Russian President Vladimir Putin on Tuesday once again escalated the nuclear threat after he vowed to respond “accordingly” to U.K. plans to send Ukraine ammunition that contains depleted uranium (DU).
“I would like to note here that if this is going to happen, then Russia will be forced to react accordingly bearing in mind that the collective West is starting to use weapons with a nuclear component,” he said following a meeting with Chinese President Xi Jinping, according to Russian news outlets.
Putin’s comments came after the British Defense Ministry said it would be providing Ukraine with ammunition for the Challenger 2 battle tanks that London pledged to Kyiv – which includes armor piercing rounds that contain depleted uranium.
The Kremlin chief did not expand on the thinly veiled threat, nor did he clarify if he was suggesting Russia would turn to its nuclear arsenal in response – which Moscow has repeatedly threatened to do throughout the war.
Ammunition with depleted uranium is still considered radioactive, though, according to the European Union, DU is used in armor-piercing shells and munitions because it gives them more “penetrating power.”
Russian Foreign Ministry spokesperson Maria Zakharova took to Telegram to condemn the munitions supplies and compared it to a “Yugoslav scenario,” in reference to when NATO forces used munitions containing depleted uranium during the Kosovo conflict in the late ’90s.
“These shells not only kill, but infect the environment and cause cancer in people living on these lands,” she claimed.
A summary by the EU on the impact of depleted uranium in munitions found that “residues from combat zones show generally low concentrations of the metal, within the range of naturally occurring uranium, though there may also be a small number of ‘hot spots’.”
However, some reviews on its overall exposure safety were mixed and a report by the U.S. Department of Veterans Affairs said depleted uranium is still considered a “health hazard” if it enters the human body through shrapnel or inhalation, though radiation sickness remains unlikely.
“All uranium isotopes are radioactive.
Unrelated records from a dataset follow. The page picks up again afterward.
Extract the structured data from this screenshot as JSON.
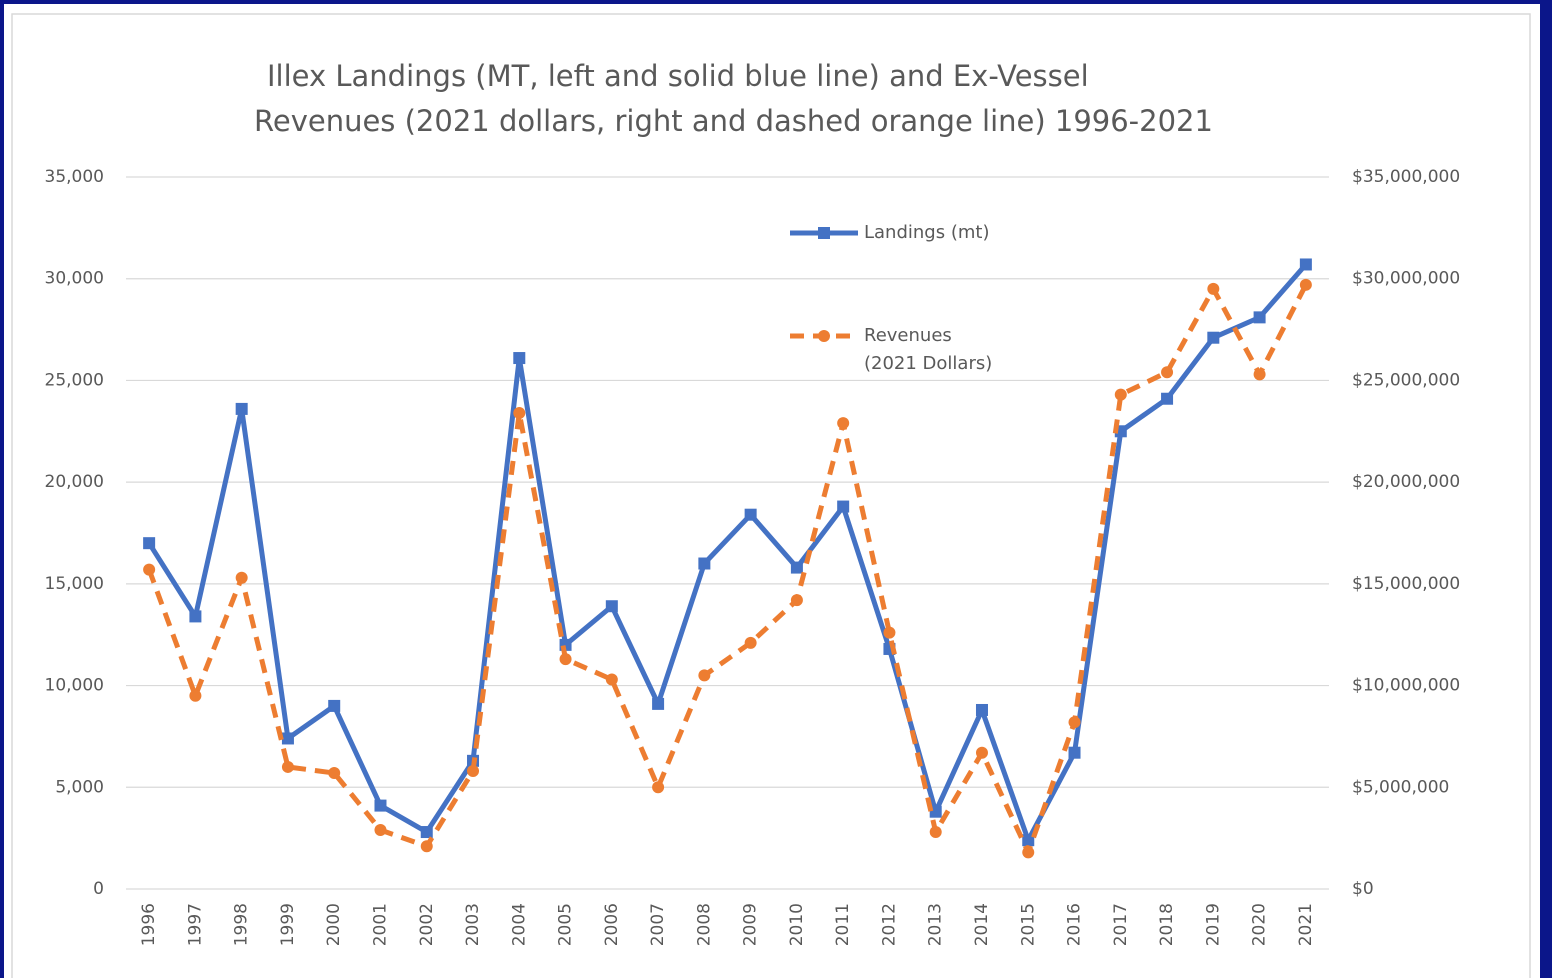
{
  "chart_data": {
    "type": "line",
    "title": [
      "Illex Landings (MT, left and solid blue line) and Ex-Vessel",
      "Revenues (2021 dollars, right and dashed orange line) 1996-2021"
    ],
    "categories": [
      "1996",
      "1997",
      "1998",
      "1999",
      "2000",
      "2001",
      "2002",
      "2003",
      "2004",
      "2005",
      "2006",
      "2007",
      "2008",
      "2009",
      "2010",
      "2011",
      "2012",
      "2013",
      "2014",
      "2015",
      "2016",
      "2017",
      "2018",
      "2019",
      "2020",
      "2021"
    ],
    "series": [
      {
        "name": "Landings (mt)",
        "color": "#4472c4",
        "style": "solid",
        "marker": "square",
        "axis": "y",
        "values": [
          17000,
          13400,
          23600,
          7400,
          9000,
          4100,
          2800,
          6300,
          26100,
          12000,
          13900,
          9100,
          16000,
          18400,
          15800,
          18800,
          11800,
          3800,
          8800,
          2400,
          6700,
          22500,
          24100,
          27100,
          28100,
          30700
        ]
      },
      {
        "name": "Revenues (2021 Dollars)",
        "color": "#ed7d31",
        "style": "dashed",
        "marker": "circle",
        "axis": "y2",
        "values": [
          15700000,
          9500000,
          15300000,
          6000000,
          5700000,
          2900000,
          2100000,
          5800000,
          23400000,
          11300000,
          10300000,
          5000000,
          10500000,
          12100000,
          14200000,
          22900000,
          12600000,
          2800000,
          6700000,
          1800000,
          8200000,
          24300000,
          25400000,
          29500000,
          25300000,
          29700000
        ]
      }
    ],
    "ylim": [
      0,
      35000
    ],
    "yticks": [
      0,
      {
        "value": 5000,
        "label": "5,000"
      },
      {
        "value": 10000,
        "label": "10,000"
      },
      {
        "value": 15000,
        "label": "15,000"
      },
      {
        "value": 20000,
        "label": "20,000"
      },
      {
        "value": 25000,
        "label": "25,000"
      },
      {
        "value": 30000,
        "label": "30,000"
      },
      {
        "value": 35000,
        "label": "35,000"
      }
    ],
    "y2lim": [
      0,
      35000000
    ],
    "y2ticks": [
      {
        "value": 0,
        "label": "$0"
      },
      {
        "value": 5000000,
        "label": "$5,000,000"
      },
      {
        "value": 10000000,
        "label": "$10,000,000"
      },
      {
        "value": 15000000,
        "label": "$15,000,000"
      },
      {
        "value": 20000000,
        "label": "$20,000,000"
      },
      {
        "value": 25000000,
        "label": "$25,000,000"
      },
      {
        "value": 30000000,
        "label": "$30,000,000"
      },
      {
        "value": 35000000,
        "label": "$35,000,000"
      }
    ],
    "grid": true
  }
}
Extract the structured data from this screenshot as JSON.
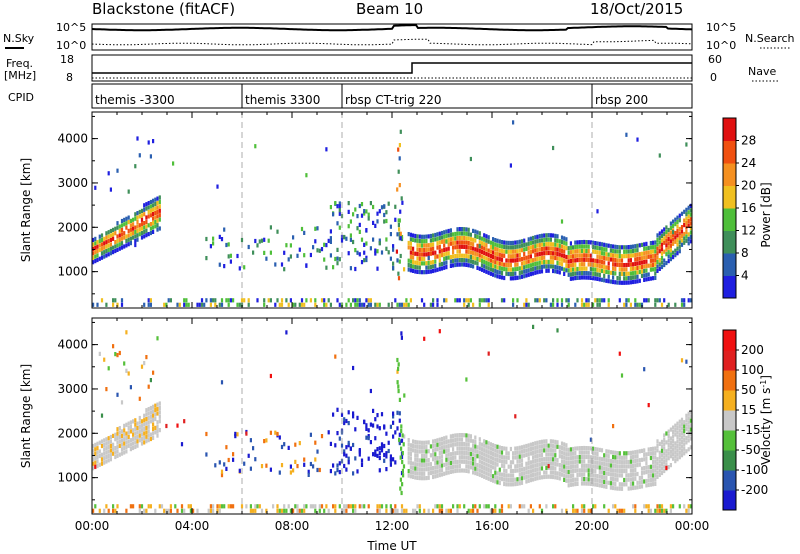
{
  "header": {
    "station": "Blackstone (fitACF)",
    "beam": "Beam 10",
    "date": "18/Oct/2015"
  },
  "summary": {
    "nsky_label": "N.Sky",
    "nsearch_label": "N.Search",
    "freq_label_1": "Freq.",
    "freq_label_2": "[MHz]",
    "nave_label": "Nave",
    "cpid_label": "CPID",
    "noise_ticks": [
      "10^5",
      "10^0"
    ],
    "freq_ticks": [
      "18",
      "8"
    ],
    "nave_ticks": [
      "60",
      "0"
    ],
    "cpid_segments": [
      {
        "label": "themis -3300",
        "start_hour": 0
      },
      {
        "label": "themis 3300",
        "start_hour": 6
      },
      {
        "label": "rbsp CT-trig 220",
        "start_hour": 10
      },
      {
        "label": "rbsp 200",
        "start_hour": 20
      }
    ]
  },
  "colors": {
    "power": [
      "#1f1fe0",
      "#2a5fb0",
      "#3f8f5a",
      "#4fbf3a",
      "#f0c020",
      "#f59020",
      "#f05010",
      "#e01010"
    ],
    "velocity": [
      "#1a1ad0",
      "#2a55b0",
      "#3a8f4a",
      "#55c03a",
      "#c8c8c8",
      "#f5b020",
      "#f07010",
      "#e02020",
      "#f01010"
    ]
  },
  "chart_data": [
    {
      "type": "heatmap",
      "ylabel": "Slant Range [km]",
      "x_ticks": [
        "00:00",
        "04:00",
        "08:00",
        "12:00",
        "16:00",
        "20:00",
        "00:00"
      ],
      "xlim": [
        0,
        24
      ],
      "y_ticks": [
        "1000",
        "2000",
        "3000",
        "4000"
      ],
      "ylim": [
        180,
        4600
      ],
      "colorbar": {
        "label": "Power [dB]",
        "ticks": [
          "4",
          "8",
          "12",
          "16",
          "20",
          "24",
          "28"
        ],
        "range": [
          0,
          32
        ]
      }
    },
    {
      "type": "heatmap",
      "ylabel": "Slant Range [km]",
      "xlabel": "Time UT",
      "x_ticks": [
        "00:00",
        "04:00",
        "08:00",
        "12:00",
        "16:00",
        "20:00",
        "00:00"
      ],
      "xlim": [
        0,
        24
      ],
      "y_ticks": [
        "1000",
        "2000",
        "3000",
        "4000"
      ],
      "ylim": [
        180,
        4600
      ],
      "colorbar": {
        "label": "Velocity [m s",
        "label_sup": "-1",
        "label_end": "]",
        "ticks": [
          "200",
          "100",
          "50",
          "15",
          "-15",
          "-50",
          "-100",
          "-200"
        ],
        "range": [
          -250,
          250
        ]
      }
    }
  ]
}
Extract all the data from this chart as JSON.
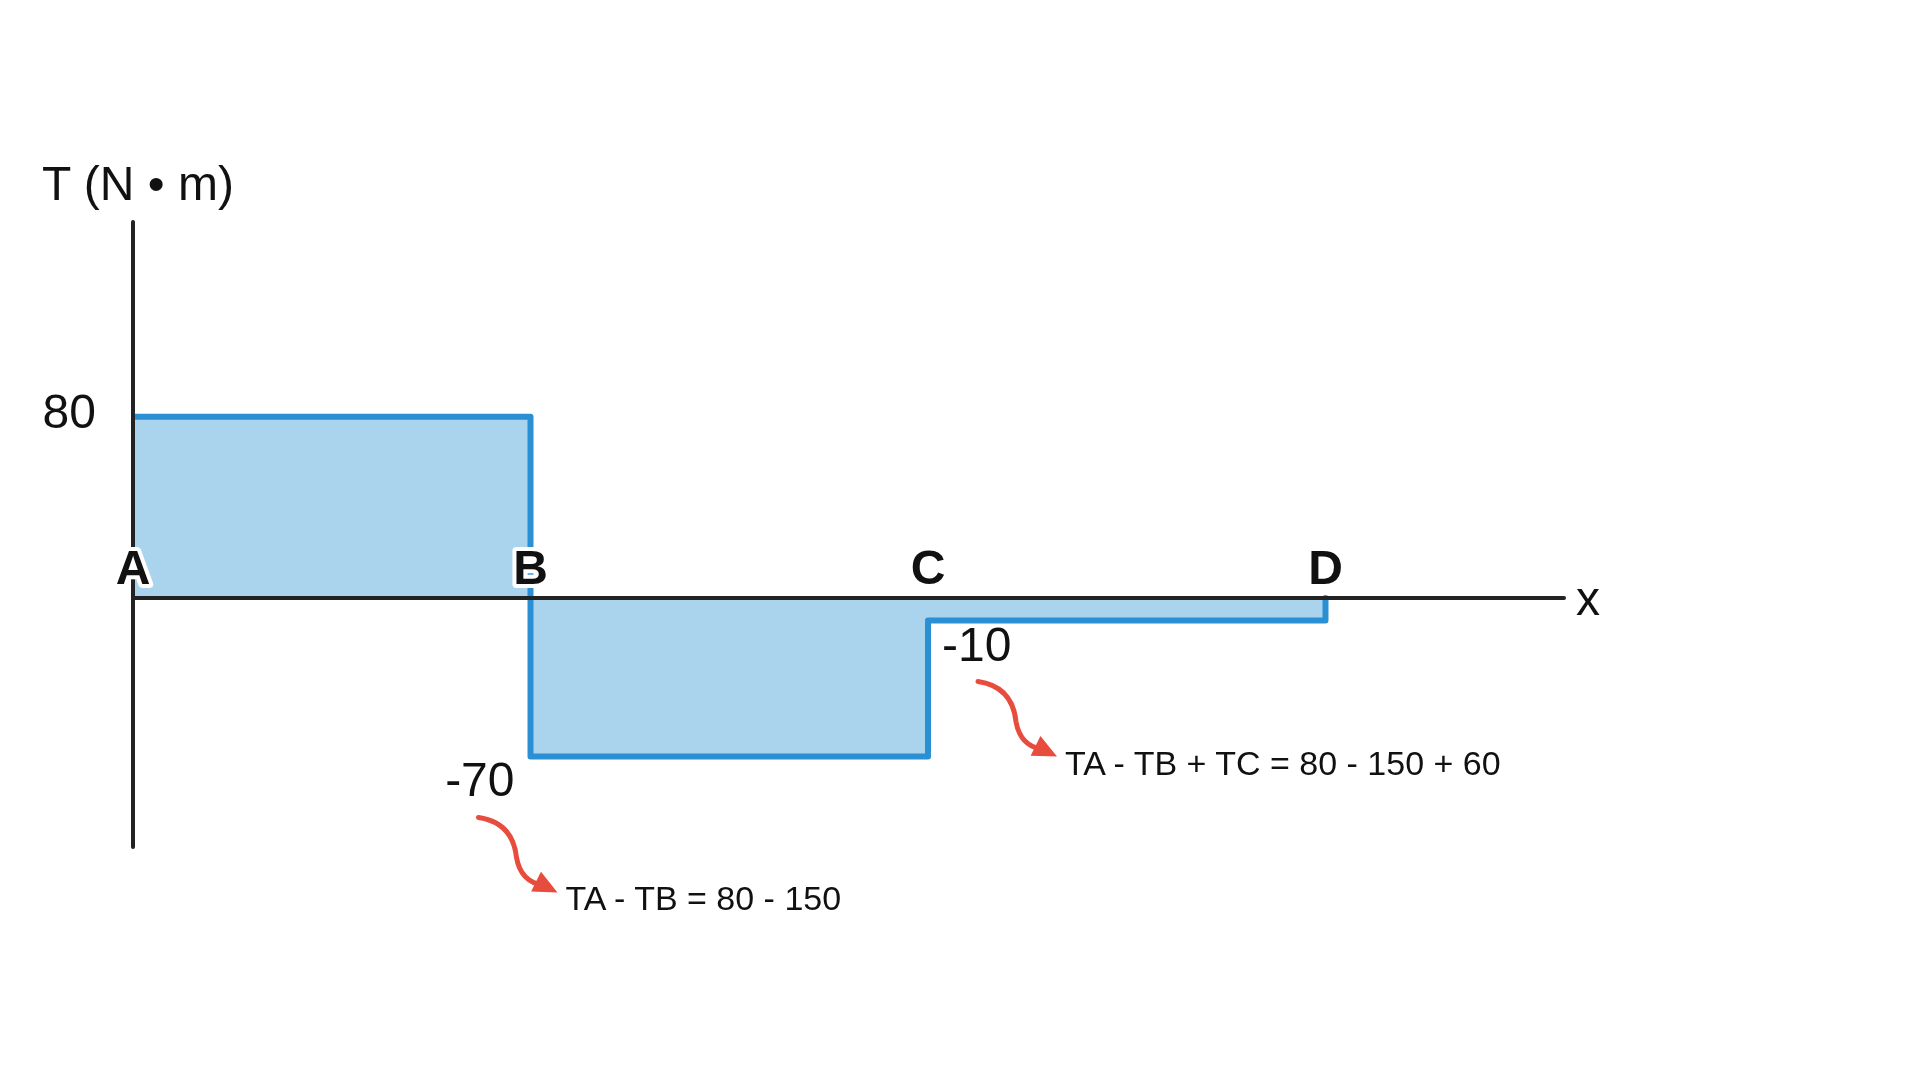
{
  "chart_data": {
    "type": "step",
    "xlabel": "x",
    "ylabel": "T (N • m)",
    "categories": [
      "A",
      "B",
      "C",
      "D"
    ],
    "values": [
      80,
      -70,
      -10,
      0
    ],
    "color": "#2b90d3",
    "value_labels": [
      "80",
      "-70",
      "-10",
      null
    ],
    "ylim": [
      -110,
      166
    ],
    "annotations": [
      "TA - TB = 80 - 150",
      "TA - TB + TC = 80 - 150 + 60"
    ]
  }
}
DU is appreciably less radioactive – usually around 40% less – than unprocessed uranium,” the EU report found. “This means radiation hazards from uranium only arise from breathing in dust, eating or drinking contaminated food or water, or from shrapnel entering the body.
“Urine samples from serving soldiers and from civilians living in areas where DU ammunition has been used, typically indicate very low levels of DU exposure,” the report added.
Rebekah Koffler, a former Defense Intelligence Agency intel officer for Russian doctrine and strategy, explained that these munitions have become common in modern warfare and that Moscow is using rhetoric to “confuse the audience.”
“Depleted uranium is used by the U.S. and NATO in ammunition to enhance its destructive power, to pierce armor. But the Russians have started using it as well,” she said.
“As of approximately 2018-2019, in their T-80BV main battle tank fires depleted uranium shells,” Koffler explained. “Putin is trying to confuse the audience, to find a pretext for additional escalatory actions in Ukraine.”
Russian Defense Minister Sergei Shoigu also ramped up the possibility that Russia would react with a nuclear response when he told reporters Tuesday that there were fewer steps before a “nuclear collision” between Russia and the West occurred.
“Another step has been taken, and there are fewer and fewer left,” he said according to Reuters.